Trump Advisor Warns of 'Catastrophic' Risk From Iran Conflict
On March 14, David Sacks, an advisor to Donald Trump on AI and cryptocurrency, called for an immediate de-escalation of the U.S. conflict with Iran. Speaking on the "All-In Podcast," Sacks stated it is a "good time to declare victory and get out," arguing that the U.S. had successfully degraded Iran's military capabilities. He warned that a prolonged war could see Israel get "destroyed" and raised concerns about retaliatory strikes on vital infrastructure.
Sacks outlined a dangerous scenario where Iran targets Gulf state oil facilities and desalination plants, which supply drinking water to an estimated 100 million people on the Arabian Peninsula. He argued for pursuing a negotiated settlement, stating, "If escalation doesn’t lead anywhere good, then you have to think about, well, how do you de-escalate?"
War Triggers Historic 10M Barrel Per Day Supply Disruption
The call for an exit path comes as the conflict severely disrupts global energy markets. The International Energy Agency (IEA) declared the situation the largest oil supply disruption in history, with Middle Eastern output falling by approximately 10 million barrels per day. This shock rippled through markets, with West Texas Intermediate (WTI) crude futures rising 6.46% to close at $96.77 for the week of March 8-12.
The price action was driven by fears that Iran could disrupt shipping through the Strait of Hormuz, a chokepoint for one-fifth of the world's seaborne oil supply. In response to the market turmoil, the IEA coordinated the largest-ever emergency release from strategic reserves, pledging 400 million barrels, with the U.S. contributing 172 million barrels. However, traders remain focused on the physical risk to supply as long as the conflict continues.
Oil Traders Eye $98 Resistance as De-escalation Talk Surfaces
Sacks' comments introduce a new variable for energy traders, who have been pricing in a significant geopolitical risk premium. A potential de-escalation could ease supply fears and weigh on crude prices that have been highly sensitive to military headlines. The market remains volatile, reacting to reports of attacks on tankers and energy facilities in the Gulf region.

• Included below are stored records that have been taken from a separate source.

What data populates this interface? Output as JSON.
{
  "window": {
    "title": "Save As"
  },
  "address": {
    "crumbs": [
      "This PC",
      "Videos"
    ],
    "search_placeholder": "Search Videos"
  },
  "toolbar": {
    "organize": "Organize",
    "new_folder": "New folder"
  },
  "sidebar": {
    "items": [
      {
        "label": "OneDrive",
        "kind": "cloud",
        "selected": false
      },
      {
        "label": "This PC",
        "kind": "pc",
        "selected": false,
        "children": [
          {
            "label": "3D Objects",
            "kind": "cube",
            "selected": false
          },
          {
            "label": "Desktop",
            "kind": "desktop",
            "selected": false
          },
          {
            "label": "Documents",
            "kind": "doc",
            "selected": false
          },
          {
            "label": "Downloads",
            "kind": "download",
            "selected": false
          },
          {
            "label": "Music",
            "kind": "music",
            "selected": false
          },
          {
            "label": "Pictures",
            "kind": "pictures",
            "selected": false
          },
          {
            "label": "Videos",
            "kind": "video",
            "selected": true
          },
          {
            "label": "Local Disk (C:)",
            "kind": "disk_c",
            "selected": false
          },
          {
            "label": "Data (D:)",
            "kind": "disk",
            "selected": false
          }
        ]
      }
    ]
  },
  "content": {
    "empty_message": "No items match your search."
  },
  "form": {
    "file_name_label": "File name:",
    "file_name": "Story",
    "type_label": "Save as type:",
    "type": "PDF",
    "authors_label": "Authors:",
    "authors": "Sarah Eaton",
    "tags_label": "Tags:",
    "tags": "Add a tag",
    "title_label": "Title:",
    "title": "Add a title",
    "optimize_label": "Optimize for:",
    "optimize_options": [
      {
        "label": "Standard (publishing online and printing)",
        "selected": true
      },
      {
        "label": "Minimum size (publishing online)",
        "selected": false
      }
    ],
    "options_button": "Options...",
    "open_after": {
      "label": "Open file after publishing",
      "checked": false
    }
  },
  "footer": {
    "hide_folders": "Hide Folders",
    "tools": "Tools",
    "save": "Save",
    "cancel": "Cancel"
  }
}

Technically, traders are watching key price levels for WTI crude. The range between $98.11 and $103.15 is seen as a major resistance zone. A failure to break above this area could signal that sellers are taking control, while a sustained move higher could challenge the recent peak near $119.48. Conversely, a drop below this zone could see prices test support between $87.06 and $79.40.